Présenté à l’Assemblée nationale la semaine dernière, le Road Traffic Amendment Bill a été voté sans amendement ce mardi 5 mai. Les débats, qui ont repris le matin avant que les parlementaires ne passent au vote, ont été l’occasion de noter le consensus dans l’hémicycle sur ce projet de loi et d’entendre quelques suggestions pour son amélioration. Nombre d’entre elles, a déclaré le ministre Bodha, seront pris « on board ».

Bref dans son allocution, Paul Bérenger a noté le « manque de débat outside the House » sur ce projet de loi présenté par Nando Bodha. Aucun expert du transport, aucun professionnel (chauffeurs de taxi, de poids lourds…), déplore le leader de l’opposition, n’a commenté ce texte, certes « très technique ». Et de conseiller au ministre des Infrastructures publiques de « garder l’esprit ouvert », et d’appliquer le n nouveau système de pénalités sur un « trial and error mode ». Cela afin de pouvoir y apporter des modifications si nécessaires.

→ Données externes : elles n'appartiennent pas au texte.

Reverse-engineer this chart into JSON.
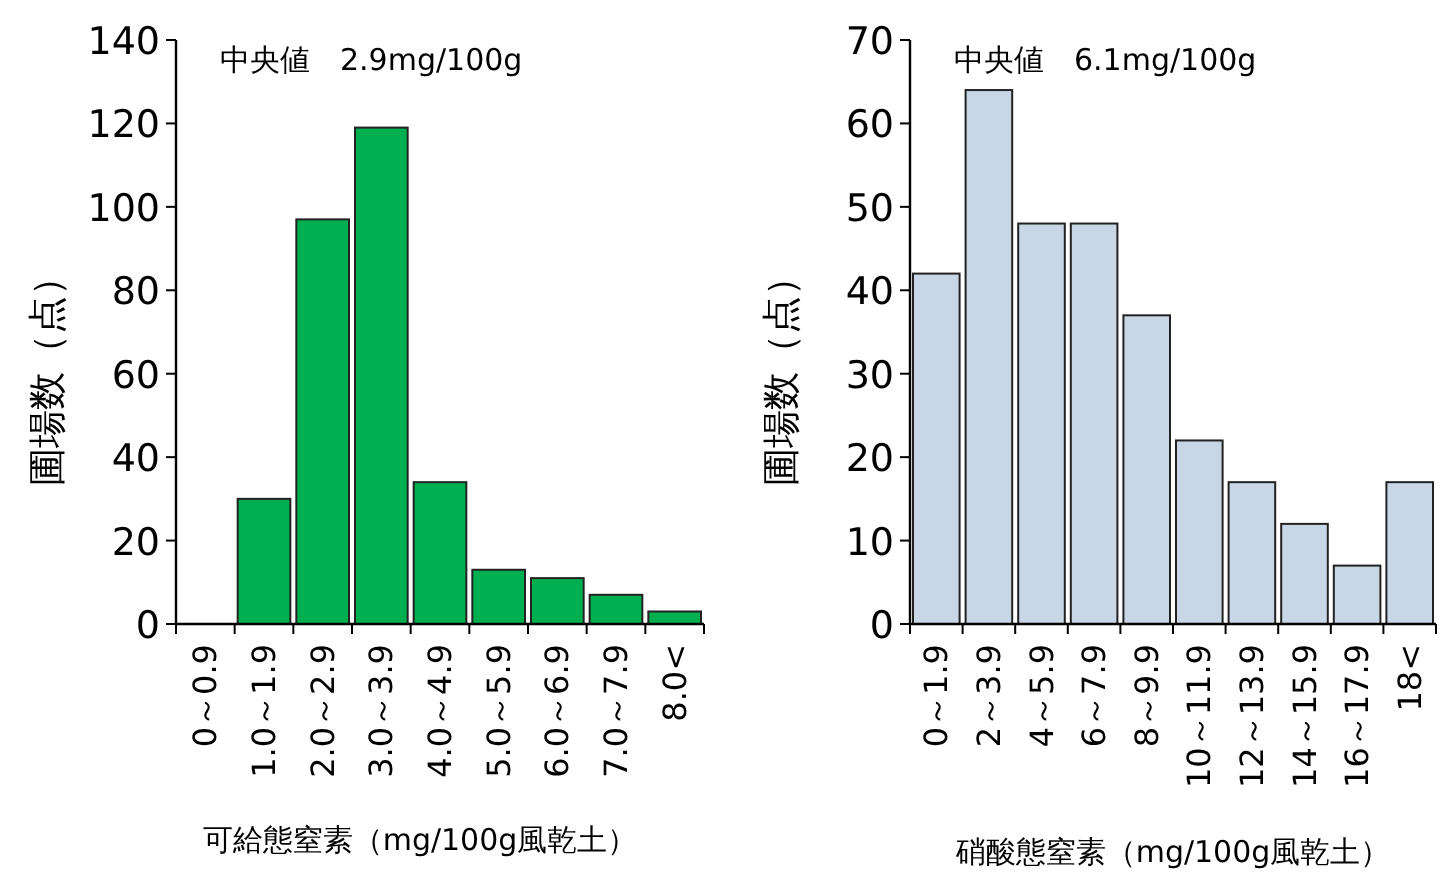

Paul Bérenger soulignera toutefois qu’il s’attend à d’autres mesures que celles mentionnées dans le bill pour réduire le nombre d’accidents sur nos routes. Les amendements prévoient, entre autres :

– que les speed cameras soient plus visibles,

– des panneaux  indicateurs très en amont pour signaler la présence des caméras,

– le remplacement du permis à points par un cumulative road traffic offences certificate,

– une graduation des amendes pour excès de vitesse,

– la révocation du permis pour ceux trouvés coupables de plus de cinq délits graves sur la route ou dont le permis a été disqualifié par deux fois.

– des cours de réhabilitation pour les repeated traffic offenders.

Nombre de véhicules, a dit Bérenger lors des débats de ce mardi 5 mai, sont dotés de vitres teintées à l’avant, contrairement à ce que dispose la loi. Par ailleurs, assure le leader de l’opposition, aux Etats-Unis, l’usage du portable au volant est la deuxième cause d’accidents. Son point ? Que les vitres teintées à l’avant diminuent les chances de surprendre un contrevenant au volant et au téléphone. « A quoi bon, s’interroge Paul Bérenger, de définir des délits si on ne peut pas les prouver ou faire appliquer la loi ? »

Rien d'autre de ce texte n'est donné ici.